あ、神楽。
ふわふわと揺れて歩く人影を発見。

お気に入り、というか初めて惚れた女。一生絶対に俺のモノ。

遊びまくってた俺も最近は全く他の女になんぞ興味ない。

一気に回数は0になった。

「おーいチャイナ!」

神楽って呼びたいけど、まぁそういう仲じゃないんだよな…。
気付いたチャイナはびくりと肩を震わせた。

「な…何ですか?」

なんか挙動不審。俺に怯えた感じ?

「何してんの?」

「屋上でパン食べようかなって…」

「ふーん。じゃあ俺も行きまさァ。」

「え゛っ」

ものすごい嫌そうな顔をされた。
すげェショック。

いつも女の方から寄って来たのに、惚れた奴に限ってそうじゃない。世の中不毛だ。
こっちは打たれ弱いんだ。

「嫌?」

「いえっ…別に」

心の底から嫌がってるわけじゃなさそうなんだけど、引っかかる。

「じゃあ行くぞ」

やけになって強引に連れて行った。



********



しーん。
なぜか無言。

黙々と食べるチャイナ。
早く昼を終わらそうとしているらしい。

そうはいくかっ

「なァチャイナ「沖田くぅ〜ん!」

いきなりケバ女が俺たちの時間を邪魔しやがった。誰だコイツ?気色悪ィ。
沖田君とかてめェに呼ばれる筋合いはねェ。

「先輩、行ってくるヨロシ」

追い返そうとしたらチャイナが追い出そうとしてきた
苛立って罵倒を浴びせるために女と屋上を出る。

「ねぇねぇ沖田君!次はいつ遊んでくれるの?最近ずっとあんな地味な子に構ってどうしたの「黙れ。誰だか知らねェけど遊ばねェから。俺の前に二度と現れんな。失せろ。
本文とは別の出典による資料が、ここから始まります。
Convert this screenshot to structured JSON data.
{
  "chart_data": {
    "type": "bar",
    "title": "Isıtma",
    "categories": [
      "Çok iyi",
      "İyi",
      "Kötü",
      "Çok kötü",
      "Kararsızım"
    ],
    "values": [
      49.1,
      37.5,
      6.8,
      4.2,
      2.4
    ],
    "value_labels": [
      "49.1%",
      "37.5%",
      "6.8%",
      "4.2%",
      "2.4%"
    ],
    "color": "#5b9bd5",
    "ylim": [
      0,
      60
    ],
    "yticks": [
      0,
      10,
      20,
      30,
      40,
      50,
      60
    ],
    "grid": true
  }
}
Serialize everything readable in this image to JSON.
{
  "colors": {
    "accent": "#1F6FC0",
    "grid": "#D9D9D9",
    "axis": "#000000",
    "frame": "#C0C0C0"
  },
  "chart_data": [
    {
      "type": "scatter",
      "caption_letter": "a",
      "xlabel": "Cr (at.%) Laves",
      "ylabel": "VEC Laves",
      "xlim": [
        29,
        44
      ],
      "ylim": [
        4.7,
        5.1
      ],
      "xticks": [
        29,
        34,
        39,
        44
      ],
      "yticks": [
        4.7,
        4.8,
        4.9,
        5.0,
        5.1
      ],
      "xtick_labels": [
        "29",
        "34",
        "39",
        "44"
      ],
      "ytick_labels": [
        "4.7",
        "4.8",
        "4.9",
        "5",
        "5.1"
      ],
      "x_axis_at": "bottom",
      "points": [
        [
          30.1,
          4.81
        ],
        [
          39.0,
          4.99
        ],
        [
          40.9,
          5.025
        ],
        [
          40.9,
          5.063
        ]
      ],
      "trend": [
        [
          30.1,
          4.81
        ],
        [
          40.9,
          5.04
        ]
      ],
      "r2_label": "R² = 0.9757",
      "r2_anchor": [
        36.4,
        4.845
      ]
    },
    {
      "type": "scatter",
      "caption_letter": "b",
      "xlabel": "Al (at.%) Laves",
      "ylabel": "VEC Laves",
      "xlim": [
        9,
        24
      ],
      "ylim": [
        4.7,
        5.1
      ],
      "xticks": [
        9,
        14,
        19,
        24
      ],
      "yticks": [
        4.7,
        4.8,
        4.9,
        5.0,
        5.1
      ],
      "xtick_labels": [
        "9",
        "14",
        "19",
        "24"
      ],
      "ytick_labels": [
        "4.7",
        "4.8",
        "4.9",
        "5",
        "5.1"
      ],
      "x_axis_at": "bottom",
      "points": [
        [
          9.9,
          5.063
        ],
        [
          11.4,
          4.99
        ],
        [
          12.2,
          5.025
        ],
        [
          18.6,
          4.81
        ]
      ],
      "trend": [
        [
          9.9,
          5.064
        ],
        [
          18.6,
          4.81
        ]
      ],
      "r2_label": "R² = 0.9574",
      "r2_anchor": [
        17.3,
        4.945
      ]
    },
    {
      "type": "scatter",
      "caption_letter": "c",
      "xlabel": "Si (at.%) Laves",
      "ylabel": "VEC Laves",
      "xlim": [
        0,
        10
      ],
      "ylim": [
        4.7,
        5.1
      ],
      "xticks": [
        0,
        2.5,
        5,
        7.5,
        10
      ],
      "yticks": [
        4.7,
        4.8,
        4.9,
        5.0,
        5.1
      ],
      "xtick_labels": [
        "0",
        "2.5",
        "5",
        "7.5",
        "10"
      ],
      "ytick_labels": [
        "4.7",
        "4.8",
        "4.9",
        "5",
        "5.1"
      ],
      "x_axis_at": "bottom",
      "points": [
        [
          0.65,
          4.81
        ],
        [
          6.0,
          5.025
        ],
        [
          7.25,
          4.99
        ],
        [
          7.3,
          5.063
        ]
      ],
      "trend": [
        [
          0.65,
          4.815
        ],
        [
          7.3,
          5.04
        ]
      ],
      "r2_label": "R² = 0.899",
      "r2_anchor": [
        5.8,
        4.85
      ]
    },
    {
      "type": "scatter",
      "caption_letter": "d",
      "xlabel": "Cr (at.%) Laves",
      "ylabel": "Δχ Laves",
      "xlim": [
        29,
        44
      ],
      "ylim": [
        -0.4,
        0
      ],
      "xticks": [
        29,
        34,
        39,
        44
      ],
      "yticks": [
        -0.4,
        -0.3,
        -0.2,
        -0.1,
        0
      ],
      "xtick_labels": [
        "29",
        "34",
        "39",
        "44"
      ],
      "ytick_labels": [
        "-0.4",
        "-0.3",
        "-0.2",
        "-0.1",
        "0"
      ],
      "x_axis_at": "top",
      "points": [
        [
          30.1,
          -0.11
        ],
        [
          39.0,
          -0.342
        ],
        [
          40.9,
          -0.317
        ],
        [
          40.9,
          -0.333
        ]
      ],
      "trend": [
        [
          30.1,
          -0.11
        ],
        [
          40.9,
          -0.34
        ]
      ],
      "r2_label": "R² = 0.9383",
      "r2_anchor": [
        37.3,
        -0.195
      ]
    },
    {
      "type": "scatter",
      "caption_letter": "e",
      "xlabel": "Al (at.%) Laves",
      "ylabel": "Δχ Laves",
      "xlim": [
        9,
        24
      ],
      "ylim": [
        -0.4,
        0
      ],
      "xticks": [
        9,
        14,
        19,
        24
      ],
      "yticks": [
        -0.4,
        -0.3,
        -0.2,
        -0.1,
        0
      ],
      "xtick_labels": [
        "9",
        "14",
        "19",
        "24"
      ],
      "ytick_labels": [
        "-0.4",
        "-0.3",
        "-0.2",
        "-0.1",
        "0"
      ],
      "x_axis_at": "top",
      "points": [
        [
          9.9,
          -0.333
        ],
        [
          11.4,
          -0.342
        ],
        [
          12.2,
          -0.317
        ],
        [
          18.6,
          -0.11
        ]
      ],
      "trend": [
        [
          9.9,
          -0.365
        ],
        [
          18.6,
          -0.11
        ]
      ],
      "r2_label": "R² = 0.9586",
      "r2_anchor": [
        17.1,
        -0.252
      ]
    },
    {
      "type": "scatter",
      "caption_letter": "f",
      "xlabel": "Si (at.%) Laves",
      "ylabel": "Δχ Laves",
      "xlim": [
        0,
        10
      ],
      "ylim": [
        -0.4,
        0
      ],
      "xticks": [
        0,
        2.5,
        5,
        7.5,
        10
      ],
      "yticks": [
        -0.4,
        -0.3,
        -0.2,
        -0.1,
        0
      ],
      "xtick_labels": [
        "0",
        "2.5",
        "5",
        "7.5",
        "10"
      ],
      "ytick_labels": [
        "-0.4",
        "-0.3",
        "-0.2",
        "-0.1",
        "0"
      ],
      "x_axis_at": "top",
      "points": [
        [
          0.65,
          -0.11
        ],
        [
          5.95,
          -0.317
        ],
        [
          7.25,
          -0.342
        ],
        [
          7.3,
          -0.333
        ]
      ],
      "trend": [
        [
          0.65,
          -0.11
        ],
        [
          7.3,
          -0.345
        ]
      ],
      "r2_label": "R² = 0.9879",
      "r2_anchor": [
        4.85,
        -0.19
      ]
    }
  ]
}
」

まァもっと言ってやってもいいけどチャイナとの時間が惜しいし。

女は泣きながら走り去った。あぁスッキリした。


屋上に戻るとまた俺を見て少し眉を顰める。

「早かったですね」

「まァな。あんな奴になんざ興味はねェ。」

「…そう」

全く信じてない。

「なんかあった?」

「何もないヨ!」

手をブンブン振って必死で否定するところが怪しい。

「チャイナとの時間が失くなっちまうからねィ」

すごく素直に言ったのに、チャイナの顔が引きつっている。

「そうですか…」

「チャイナ…」

これはなんかやばい。

何か弁解しようとすると先に遮られた。

「じゃあこれにて失礼しますアル!私は気にしないでいいからさっきの人とあの、ドウゾッ!!」

すごい勢いで出て行くチャイナ。
なんてことだ。
厄介な誤解をされてしまった。

「ハァ…」



********



昼はなんか嫌な時間だったなぁ。そんな風に思っていた。
授業を終えて、さて帰ろうと階段を下りていると、誰かの手が肩に置かれた。

「チャイナ」

振り返るのを躊躇われた。よく聞く声だし、私をこう呼ぶのは一人しかいない。
該当する人物だとしたらあんまり話したくないなー…

「おい無視か?」

恐る恐る首だけ動かすと、案の定というかなんというか…

端正な顔はにこりと笑っていて余計に恐怖が増す。

「先輩…ど、どーも…」

「ほらほら早く帰ろうぜィ」

にこにこ笑っている先輩に引き攣っている私はスルー。しかもまたもや一緒に帰るのは決定。

「はい…」

渋々な気分で靴箱まで歩きだす。

「なァチャイナ」

「はい?」

「チャイナのこと好きなんだけど」

「…」

声が出なくなった。

「誰が何を?」

「いや俺が、チャイナを、好き、だっつってんだよ」

「え?」

「だからチャイナ俺と…」

これ以上聞いたら危ない。
これ以上聞いたらきっと私は……

頭真っ白で。そしたら先輩を振り切って何も考えずにただ走っていた。

どうしてあんなこと言うんだろうか。

あんなことを冗談でも言われたら多分断れないのにさ。本気にしてしまう。